This paper proposes an optimization design method for the modular cellular structure of non-uniform density, which is filled into the morphing wing to generate variable torsion angle. By actively adjusting the distribution of the span-wise torsion angle, the lift distribution on the wing surface can be properly adjusted to avoid the problem of aeroelastic divergence or reduce the bending moment at the wing root. This ability is validated using CFD simulation. In the optimization framework proposed, the adaptive gradient algorithm is used to suppress the divergence of iteration.

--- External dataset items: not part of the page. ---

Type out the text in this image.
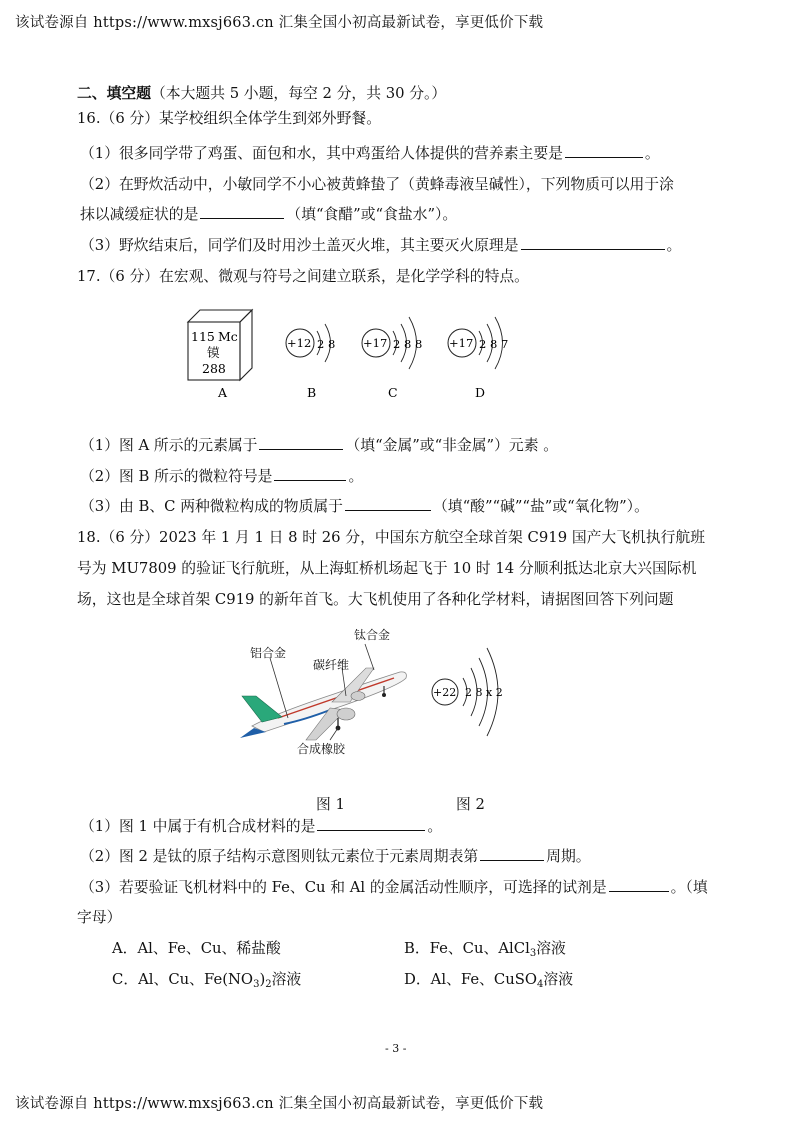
该试卷源自 https://www.mxsj663.cn 汇集全国小初高最新试卷，享更低价下载
二、填空题（本大题共 5 小题，每空 2 分，共 30 分。）
16.（6 分）某学校组织全体学生到郊外野餐。
（1）很多同学带了鸡蛋、面包和水，其中鸡蛋给人体提供的营养素主要是	。
（2）在野炊活动中，小敏同学不小心被黄蜂蛰了（黄蜂毒液呈碱性），下列物质可以用于涂
抹以减缓症状的是	（填“食醋”或“食盐水”）。
（3）野炊结束后，同学们及时用沙土盖灭火堆，其主要灭火原理是	。
17.（6 分）在宏观、微观与符号之间建立联系，是化学学科的特点。
115 Mc
镆
288
+12 2 8 +17 2 8 8 +17 2 8 7
A	B	C	D
（1）图 A 所示的元素属于	（填“金属”或“非金属”）元素 。
（2）图 B 所示的微粒符号是	。
（3）由 B、C 两种微粒构成的物质属于	（填“酸”“碱”“盐”或“氧化物”）。
18.（6 分）2023 年 1 月 1 日 8 时 26 分，中国东方航空全球首架 C919 国产大飞机执行航班
号为 MU7809 的验证飞行航班，从上海虹桥机场起飞于 10 时 14 分顺利抵达北京大兴国际机
场，这也是全球首架 C919 的新年首飞。大飞机使用了各种化学材料，请据图回答下列问题
铝合金
钛合金
碳纤维
合成橡胶
+22 2 8 x 2
图 1	图 2
（1）图 1 中属于有机合成材料的是	。
（2）图 2 是钛的原子结构示意图则钛元素位于元素周期表第	周期。
（3）若要验证飞机材料中的 Fe、Cu 和 Al 的金属活动性顺序，可选择的试剂是	。（填
字母）
A．Al、Fe、Cu、稀盐酸	B．Fe、Cu、AlCl$_3$溶液
C．Al、Cu、$Fe(NO_3)_2$溶液	D．Al、Fe、CuSO$_4$溶液
- 3 -
该试卷源自 https://www.mxsj663.cn 汇集全国小初高最新试卷，享更低价下载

A finite element model with geometrical nonlinear effects is then proposed to correct the errors of the linear analysis and verify the effectiveness of the optimization method. This design is shown to be able to reduce the overall weight of the structure and achieve control of the macro mechanical performance of the wing. The work provides a general optimization design method for similar modular structures, allowing independent programmable adjustment of the parameters of each single structural cell.

本文提出了一种密度不均匀的模块化蜂窝结构的优化设计方法，将其填充到变形机翼中以产生可变扭转角。通过主动调整展向扭转角的分布，可以适当调整机翼表面的升力分布，避免气动弹性发散问题或减少翼根处的弯矩。使用 CFD 模拟验证了这种能力。在提出的优化框架中，采用自适应梯度算法来抑制迭代发散。然后提出了具有几何非线性效应的有限元模型，以修正线性分析的误差并验证优化方法的有效性。事实证明，这种设计能够减轻结构的整体重量，并实现对机翼宏观机械性能的控制。该工作为类似的模块化结构提供了一种通用的优化设计方法，允许对每个单个结构单元的参数进行独立的可编程调整。